There is something about being in a car that makes my children lose their minds. Maybe it’s them being in such close proximity to each other? I dunno but it’s true and it happens almost every time. Get them into a car and there is usually an argument. Over the years I have got better at preempting this so here are some tips that you can use the next time you need to go on a road trip.

  1. Allow plenty of time and plan your route. It’s a lot easier to stay chilled if you aren’t driving cross country by accident having missed your turn off. 
  2. Children love a services. By children I mean me (and probably you) so plan to have rest stops and grab yourself a coffee. You will probably need it and definitely deserve it.
  3. Give them a hand in choosing an in car playlist – not too much of a hand though. We once did a 2 and a half hour trip with only a Bing Bunny CD. Not fun. 

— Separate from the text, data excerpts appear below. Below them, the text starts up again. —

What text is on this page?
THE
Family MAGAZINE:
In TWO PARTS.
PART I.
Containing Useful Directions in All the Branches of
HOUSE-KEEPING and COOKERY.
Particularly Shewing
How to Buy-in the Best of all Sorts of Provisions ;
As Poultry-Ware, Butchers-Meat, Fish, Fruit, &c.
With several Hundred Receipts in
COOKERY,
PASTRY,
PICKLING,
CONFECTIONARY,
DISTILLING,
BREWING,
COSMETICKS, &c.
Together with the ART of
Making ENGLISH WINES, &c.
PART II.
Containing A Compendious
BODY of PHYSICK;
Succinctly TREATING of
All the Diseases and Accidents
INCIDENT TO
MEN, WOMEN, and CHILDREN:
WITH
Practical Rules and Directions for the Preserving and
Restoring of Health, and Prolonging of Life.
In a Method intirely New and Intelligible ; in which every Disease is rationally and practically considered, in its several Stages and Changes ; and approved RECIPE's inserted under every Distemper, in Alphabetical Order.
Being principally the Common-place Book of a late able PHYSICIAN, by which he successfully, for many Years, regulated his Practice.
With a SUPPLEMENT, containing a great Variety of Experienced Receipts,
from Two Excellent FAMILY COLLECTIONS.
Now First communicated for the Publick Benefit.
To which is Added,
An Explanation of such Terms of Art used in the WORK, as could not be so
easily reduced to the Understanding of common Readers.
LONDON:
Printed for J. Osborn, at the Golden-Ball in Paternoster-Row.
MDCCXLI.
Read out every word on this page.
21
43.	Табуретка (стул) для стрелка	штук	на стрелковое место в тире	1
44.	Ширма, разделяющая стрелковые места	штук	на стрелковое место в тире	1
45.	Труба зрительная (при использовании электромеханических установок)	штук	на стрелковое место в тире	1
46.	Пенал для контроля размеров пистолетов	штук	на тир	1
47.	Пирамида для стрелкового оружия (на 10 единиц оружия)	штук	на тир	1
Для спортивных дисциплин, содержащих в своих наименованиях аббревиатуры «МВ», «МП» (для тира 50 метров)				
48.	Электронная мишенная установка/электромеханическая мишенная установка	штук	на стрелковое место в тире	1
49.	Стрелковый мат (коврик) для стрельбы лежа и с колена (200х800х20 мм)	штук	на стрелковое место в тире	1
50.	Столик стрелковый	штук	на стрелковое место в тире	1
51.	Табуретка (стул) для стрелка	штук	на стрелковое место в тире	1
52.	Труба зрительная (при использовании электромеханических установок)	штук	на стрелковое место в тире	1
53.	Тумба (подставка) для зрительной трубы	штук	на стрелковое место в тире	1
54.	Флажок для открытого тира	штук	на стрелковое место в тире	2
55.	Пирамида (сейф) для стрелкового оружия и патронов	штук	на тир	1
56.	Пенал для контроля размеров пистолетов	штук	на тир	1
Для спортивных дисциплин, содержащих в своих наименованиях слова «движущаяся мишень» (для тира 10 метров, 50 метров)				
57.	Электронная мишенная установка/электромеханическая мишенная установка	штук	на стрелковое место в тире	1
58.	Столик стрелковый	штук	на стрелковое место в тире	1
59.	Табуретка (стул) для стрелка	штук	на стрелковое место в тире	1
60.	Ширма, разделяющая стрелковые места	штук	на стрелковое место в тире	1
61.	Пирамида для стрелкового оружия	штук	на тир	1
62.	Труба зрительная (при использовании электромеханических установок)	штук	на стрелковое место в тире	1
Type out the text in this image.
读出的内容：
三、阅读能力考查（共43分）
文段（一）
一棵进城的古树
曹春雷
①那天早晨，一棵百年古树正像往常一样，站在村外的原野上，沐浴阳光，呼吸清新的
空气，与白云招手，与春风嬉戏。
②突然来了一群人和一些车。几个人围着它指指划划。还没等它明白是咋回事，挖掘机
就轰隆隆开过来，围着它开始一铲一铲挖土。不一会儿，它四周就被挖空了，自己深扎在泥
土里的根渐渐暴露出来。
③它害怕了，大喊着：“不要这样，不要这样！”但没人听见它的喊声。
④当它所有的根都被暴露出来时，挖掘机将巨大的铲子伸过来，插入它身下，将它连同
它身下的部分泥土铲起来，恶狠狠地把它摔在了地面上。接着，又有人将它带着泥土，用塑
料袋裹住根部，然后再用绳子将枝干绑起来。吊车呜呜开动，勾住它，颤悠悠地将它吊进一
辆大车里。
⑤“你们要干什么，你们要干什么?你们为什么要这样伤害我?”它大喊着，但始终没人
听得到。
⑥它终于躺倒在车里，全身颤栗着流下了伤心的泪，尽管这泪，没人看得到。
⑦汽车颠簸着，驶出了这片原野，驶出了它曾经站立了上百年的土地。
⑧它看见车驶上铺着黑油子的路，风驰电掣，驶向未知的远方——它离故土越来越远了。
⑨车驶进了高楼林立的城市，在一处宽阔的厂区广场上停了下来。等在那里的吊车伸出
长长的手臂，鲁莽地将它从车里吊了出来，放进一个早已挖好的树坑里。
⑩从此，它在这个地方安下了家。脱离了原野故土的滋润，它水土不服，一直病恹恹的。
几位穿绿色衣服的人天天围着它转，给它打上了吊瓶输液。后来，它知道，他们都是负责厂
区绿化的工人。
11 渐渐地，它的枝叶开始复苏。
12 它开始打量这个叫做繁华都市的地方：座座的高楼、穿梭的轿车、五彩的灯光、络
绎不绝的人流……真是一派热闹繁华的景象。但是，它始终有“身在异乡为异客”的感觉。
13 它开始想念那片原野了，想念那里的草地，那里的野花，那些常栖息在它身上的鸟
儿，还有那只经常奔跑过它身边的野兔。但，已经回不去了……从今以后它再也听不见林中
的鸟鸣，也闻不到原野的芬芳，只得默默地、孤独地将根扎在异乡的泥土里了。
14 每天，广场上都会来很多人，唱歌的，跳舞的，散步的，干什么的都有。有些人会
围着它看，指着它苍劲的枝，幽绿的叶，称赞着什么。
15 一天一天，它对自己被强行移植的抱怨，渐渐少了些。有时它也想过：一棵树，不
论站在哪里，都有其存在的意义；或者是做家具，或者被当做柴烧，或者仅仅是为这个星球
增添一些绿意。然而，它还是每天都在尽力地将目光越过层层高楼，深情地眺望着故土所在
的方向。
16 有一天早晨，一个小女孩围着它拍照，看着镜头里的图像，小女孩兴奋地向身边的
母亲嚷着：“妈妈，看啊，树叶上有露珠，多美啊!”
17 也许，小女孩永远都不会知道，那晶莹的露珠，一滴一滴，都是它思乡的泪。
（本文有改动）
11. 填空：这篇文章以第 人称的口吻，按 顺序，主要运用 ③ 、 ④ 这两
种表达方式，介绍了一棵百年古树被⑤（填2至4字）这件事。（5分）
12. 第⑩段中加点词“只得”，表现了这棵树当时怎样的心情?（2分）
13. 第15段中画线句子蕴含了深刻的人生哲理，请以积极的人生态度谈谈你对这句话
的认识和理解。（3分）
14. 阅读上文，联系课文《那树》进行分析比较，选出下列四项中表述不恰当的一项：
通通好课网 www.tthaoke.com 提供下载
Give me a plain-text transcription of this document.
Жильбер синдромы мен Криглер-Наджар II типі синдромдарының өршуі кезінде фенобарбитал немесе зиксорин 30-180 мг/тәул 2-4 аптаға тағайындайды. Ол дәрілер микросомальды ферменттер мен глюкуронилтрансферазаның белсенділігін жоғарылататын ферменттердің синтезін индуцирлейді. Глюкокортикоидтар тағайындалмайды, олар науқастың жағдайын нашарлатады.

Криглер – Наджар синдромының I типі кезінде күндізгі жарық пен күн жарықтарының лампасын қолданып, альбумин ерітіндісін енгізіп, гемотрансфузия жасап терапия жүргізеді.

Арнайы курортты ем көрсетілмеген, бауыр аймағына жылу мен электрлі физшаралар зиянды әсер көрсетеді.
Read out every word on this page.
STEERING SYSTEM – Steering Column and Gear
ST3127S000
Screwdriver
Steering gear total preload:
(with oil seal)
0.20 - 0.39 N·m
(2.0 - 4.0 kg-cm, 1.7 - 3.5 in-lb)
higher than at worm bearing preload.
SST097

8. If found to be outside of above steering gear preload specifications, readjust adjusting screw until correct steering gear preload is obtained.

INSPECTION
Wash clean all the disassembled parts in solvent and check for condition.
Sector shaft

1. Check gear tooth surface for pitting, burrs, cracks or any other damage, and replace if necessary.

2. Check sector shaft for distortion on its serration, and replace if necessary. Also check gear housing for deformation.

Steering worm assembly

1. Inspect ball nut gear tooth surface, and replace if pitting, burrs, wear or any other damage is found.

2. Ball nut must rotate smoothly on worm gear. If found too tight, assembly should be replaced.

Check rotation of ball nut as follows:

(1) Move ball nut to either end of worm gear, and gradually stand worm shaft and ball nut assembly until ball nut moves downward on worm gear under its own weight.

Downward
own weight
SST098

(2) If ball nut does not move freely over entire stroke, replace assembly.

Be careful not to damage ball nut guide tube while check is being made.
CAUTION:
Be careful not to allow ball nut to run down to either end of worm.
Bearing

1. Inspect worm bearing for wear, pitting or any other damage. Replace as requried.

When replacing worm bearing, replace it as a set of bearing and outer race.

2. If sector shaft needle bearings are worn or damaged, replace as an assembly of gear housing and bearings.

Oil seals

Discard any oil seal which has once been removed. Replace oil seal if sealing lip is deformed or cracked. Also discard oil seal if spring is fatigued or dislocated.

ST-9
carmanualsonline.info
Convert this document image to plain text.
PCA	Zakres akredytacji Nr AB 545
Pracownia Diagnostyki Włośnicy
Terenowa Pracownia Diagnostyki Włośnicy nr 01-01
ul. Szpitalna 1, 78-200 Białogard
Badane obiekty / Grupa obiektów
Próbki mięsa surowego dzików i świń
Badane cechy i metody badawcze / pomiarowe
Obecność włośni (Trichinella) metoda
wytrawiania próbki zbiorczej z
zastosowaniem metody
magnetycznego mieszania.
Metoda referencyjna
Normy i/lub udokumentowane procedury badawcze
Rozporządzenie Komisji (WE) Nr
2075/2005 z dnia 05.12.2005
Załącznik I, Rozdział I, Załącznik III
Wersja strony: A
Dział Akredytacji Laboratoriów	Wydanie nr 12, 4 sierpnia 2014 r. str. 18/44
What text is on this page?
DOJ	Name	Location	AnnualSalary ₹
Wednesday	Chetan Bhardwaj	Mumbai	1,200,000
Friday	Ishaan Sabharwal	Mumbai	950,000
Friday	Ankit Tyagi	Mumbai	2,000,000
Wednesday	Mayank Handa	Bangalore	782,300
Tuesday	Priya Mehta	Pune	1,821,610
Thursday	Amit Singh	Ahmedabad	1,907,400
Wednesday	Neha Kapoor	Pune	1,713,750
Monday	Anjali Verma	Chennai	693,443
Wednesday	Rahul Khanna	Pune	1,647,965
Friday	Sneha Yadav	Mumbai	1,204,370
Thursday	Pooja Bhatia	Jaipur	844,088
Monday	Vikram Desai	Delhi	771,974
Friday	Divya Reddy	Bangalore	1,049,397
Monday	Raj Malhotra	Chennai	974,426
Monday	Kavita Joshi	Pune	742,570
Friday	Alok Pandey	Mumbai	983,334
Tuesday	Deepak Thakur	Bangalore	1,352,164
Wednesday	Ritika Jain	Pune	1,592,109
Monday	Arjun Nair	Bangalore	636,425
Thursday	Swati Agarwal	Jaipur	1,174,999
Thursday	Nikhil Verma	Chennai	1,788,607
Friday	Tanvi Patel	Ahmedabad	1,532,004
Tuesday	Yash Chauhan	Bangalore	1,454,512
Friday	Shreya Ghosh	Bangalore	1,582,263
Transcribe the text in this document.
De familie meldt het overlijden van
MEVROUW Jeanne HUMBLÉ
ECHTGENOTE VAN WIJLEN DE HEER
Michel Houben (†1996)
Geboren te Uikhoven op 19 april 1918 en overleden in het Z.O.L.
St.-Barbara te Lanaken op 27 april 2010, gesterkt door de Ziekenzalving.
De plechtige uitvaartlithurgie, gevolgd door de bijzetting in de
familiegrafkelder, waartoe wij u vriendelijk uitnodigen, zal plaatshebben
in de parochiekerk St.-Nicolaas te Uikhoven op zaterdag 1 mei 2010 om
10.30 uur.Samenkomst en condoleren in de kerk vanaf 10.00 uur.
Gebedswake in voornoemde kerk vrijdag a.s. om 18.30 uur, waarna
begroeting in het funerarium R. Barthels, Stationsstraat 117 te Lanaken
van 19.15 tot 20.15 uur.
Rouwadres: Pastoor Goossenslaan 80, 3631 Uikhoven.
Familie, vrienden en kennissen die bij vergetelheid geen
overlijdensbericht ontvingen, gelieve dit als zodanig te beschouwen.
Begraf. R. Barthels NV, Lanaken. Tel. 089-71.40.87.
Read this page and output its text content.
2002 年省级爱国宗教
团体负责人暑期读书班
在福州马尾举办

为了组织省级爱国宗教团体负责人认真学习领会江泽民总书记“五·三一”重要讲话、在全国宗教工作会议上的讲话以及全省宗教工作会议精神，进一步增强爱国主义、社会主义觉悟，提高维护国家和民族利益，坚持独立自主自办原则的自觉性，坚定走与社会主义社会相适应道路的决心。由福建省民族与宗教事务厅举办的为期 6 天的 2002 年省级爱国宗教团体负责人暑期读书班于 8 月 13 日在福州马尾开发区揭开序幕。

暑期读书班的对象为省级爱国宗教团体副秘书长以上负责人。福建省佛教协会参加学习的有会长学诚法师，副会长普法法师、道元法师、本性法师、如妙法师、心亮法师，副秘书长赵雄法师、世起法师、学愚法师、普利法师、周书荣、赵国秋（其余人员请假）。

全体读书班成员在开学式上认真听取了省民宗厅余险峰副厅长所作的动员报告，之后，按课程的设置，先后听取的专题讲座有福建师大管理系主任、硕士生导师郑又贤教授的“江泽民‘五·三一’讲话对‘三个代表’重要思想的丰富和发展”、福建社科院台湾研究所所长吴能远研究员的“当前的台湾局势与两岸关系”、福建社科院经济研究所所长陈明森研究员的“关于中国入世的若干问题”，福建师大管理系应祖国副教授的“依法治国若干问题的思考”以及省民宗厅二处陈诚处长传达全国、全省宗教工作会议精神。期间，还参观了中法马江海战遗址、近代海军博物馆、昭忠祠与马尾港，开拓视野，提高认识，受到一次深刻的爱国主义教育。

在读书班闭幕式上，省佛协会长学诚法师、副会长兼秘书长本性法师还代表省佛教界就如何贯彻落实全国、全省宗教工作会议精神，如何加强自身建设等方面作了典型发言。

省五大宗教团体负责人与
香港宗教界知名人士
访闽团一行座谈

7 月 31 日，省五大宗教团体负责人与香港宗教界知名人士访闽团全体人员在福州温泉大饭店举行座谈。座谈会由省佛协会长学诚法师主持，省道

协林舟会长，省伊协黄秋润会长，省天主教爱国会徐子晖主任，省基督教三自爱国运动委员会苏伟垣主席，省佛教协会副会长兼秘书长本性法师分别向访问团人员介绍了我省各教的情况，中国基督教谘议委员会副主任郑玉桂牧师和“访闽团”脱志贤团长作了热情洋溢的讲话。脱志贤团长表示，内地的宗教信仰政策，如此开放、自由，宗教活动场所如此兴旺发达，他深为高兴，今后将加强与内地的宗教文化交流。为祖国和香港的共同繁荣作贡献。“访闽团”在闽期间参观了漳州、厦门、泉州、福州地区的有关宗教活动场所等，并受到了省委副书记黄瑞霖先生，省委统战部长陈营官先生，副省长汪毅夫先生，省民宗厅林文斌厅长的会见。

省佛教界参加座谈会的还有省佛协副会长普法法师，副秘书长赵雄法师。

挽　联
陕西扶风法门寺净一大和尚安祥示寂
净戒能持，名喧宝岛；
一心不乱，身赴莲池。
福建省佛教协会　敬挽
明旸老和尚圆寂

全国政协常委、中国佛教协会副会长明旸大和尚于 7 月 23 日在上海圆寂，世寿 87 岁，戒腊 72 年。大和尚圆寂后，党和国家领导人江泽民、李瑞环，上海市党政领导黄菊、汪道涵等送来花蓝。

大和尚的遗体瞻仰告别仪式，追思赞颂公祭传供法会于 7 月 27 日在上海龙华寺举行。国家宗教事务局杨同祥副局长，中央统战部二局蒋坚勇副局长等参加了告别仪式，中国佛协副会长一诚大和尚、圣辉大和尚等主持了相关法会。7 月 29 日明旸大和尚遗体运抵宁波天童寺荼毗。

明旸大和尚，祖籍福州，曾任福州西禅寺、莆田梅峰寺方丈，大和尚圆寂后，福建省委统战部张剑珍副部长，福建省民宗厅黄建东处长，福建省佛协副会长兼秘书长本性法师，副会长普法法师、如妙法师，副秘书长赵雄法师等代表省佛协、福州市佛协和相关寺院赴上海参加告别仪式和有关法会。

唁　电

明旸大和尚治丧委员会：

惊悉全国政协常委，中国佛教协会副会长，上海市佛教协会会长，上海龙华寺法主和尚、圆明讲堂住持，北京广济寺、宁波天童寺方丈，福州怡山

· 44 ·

  4. Invest in some in-car entertainment to keep the kids busy. If we could have watched dvd’s in the car growing up I honestly believe my Dad would have less wrinkles.
  5. Let the kids have a role in planning where to go – You can steer this or dress it up to make them feel important even though, lets face it, you were always going to the same place.
  6. Have a snack box at the ready. We all get hangry, children are no exception.
  7. Allow your child to choose one of their toys to bring on the car journey. Not LEGO though or you can expect hours of trying to locate a teeny tiny brick under or in a car seat. You have been warned.
  8. Drive when it fits in with your kids’ routines. Not always possible but, you know, try..
  9. Make sure the kids are comfy with the appropriate, properly adjusted car seat and clothing. Don’t allow them to wear a thick coat in the car. 
  10. Do the relevant car safety checks. Trust me, you do not want to be breaking down at the side of the road with small children. Nobody keeps their sanity in that scenario. Tyre pressures, oil levels, windscreen squirters, check them all before you leave.